Stellenbosch Papers in Linguistics Plus (Dec 2010)
Motion events in Afrikaans : their expression by adult speakers and by children with and without language impairment
Abstract
Motion events occur frequently in everyday life as people and objects constantly change their relative location to one another. Although children's descriptions of motion events resemble those of adults in their own language group from very early on (Choi and Bowermann 1991), there is increasing evidence for subtle differences as well. Young children speaking different languages seem to have some difficulty in expressing two types of spatial information in the same conceptual frame (e.g. Ochsenbauer and Hickmann 2010). In English and other satellite-framed languages such as German and Afrikaans, this task involves using a complex particle verb construction in which a directional particle (e.g. out) combines with a prepositional phrase carrying further information about the source or goal of movement (e.g. some bees came out of the tree) (Berman and Slobin 1994:161). Little is known about the development of this type of structure in satellite-framed languages such as Afrikaans. This paper examined whether (i) there are developmental differences between adults and 6-year-old Afrikaans-speaking children in the production of preposition+verb particle structures, and whether (ii) children with language impairment produce these structures in a different way than typically developing children.

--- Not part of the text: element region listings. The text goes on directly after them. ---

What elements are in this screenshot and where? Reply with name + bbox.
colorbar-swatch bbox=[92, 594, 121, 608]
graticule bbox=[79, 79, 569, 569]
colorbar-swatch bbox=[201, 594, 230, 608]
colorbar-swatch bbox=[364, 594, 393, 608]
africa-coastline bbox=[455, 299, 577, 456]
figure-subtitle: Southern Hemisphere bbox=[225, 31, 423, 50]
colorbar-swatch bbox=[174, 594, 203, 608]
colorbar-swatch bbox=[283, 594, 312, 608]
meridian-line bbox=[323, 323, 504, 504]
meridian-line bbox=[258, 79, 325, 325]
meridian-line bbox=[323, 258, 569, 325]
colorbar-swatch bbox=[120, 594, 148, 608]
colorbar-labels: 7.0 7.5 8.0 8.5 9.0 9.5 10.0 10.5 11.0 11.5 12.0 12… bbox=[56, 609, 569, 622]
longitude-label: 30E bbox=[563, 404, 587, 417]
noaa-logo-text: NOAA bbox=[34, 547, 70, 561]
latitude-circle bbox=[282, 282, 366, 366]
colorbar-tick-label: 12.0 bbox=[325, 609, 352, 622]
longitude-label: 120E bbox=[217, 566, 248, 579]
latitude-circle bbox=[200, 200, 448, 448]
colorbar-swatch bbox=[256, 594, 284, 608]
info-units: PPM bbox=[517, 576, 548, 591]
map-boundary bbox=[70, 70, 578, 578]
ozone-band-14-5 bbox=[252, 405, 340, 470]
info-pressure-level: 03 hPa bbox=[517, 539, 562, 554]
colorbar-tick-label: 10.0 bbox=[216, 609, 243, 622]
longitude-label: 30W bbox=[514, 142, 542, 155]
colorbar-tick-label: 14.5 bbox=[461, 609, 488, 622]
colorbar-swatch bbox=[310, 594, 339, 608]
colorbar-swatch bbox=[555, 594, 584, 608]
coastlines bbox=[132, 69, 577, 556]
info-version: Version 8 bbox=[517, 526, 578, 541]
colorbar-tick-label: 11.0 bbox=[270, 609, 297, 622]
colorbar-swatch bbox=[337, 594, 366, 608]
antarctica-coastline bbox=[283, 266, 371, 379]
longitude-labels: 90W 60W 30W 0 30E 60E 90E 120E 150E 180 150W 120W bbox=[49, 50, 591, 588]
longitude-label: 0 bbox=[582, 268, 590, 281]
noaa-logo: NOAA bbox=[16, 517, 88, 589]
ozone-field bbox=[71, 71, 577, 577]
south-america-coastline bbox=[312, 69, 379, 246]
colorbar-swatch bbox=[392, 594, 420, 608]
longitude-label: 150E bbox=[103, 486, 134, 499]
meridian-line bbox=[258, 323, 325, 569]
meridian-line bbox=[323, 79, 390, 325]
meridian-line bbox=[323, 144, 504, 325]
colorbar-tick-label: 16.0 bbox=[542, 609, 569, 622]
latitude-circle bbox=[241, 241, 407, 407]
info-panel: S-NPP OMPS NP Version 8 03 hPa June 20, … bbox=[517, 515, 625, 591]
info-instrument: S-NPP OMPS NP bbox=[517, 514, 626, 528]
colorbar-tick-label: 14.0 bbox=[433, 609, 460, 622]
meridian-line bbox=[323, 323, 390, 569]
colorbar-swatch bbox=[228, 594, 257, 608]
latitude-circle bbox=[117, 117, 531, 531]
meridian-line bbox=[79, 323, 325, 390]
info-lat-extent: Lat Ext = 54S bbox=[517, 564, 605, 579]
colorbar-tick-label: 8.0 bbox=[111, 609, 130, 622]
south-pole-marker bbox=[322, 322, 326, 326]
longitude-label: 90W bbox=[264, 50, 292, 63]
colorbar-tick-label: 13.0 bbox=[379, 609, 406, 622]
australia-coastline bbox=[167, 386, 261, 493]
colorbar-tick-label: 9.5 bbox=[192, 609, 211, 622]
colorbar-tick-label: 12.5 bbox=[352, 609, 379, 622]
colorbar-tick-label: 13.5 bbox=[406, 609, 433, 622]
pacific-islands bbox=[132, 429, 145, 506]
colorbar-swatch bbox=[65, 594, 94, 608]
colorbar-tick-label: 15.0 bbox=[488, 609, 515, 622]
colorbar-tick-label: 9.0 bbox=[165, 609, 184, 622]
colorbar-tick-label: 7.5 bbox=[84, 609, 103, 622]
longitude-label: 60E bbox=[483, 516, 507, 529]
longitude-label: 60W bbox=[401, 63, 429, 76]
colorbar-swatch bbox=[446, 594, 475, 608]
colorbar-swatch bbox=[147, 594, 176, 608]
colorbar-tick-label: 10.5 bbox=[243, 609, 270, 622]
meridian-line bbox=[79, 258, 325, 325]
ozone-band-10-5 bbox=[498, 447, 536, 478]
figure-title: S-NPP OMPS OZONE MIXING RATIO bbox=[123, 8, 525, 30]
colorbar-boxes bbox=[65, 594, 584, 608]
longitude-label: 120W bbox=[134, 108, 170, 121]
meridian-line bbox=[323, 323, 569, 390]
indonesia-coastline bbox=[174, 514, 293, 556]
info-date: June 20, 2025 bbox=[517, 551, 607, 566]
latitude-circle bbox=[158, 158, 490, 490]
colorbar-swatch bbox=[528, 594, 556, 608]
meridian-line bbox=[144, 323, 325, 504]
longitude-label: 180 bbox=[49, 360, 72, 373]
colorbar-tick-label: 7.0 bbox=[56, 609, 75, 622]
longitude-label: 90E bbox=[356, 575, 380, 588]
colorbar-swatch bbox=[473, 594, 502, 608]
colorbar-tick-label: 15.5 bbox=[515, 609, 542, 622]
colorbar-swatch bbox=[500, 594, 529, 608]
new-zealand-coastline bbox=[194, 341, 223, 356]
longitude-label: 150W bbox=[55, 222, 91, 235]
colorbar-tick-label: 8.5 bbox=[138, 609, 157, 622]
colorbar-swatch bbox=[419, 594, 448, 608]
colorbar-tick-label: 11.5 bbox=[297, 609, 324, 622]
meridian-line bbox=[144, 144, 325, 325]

Target elements were preposition+verb particle structures with the particles af 'down', in 'in', uit 'out' and op 'up'. The performance of ten adults was compared to that of 30 typically developing and three language-impaired 6-year-olds. Half of the participants in the adult and typically developing groups were speakers of Mainstream Afrikaans (MA), and half were speakers of Cape Afrikaans (CA), a non-mainstream dialect. Distinct developmental differences that could not be attributed to dialectal variation, were found between 6-year-olds and adults. Children with language impairment showed less variation in their responses than their typically developing peers. Possible explanations for the findings are discussed.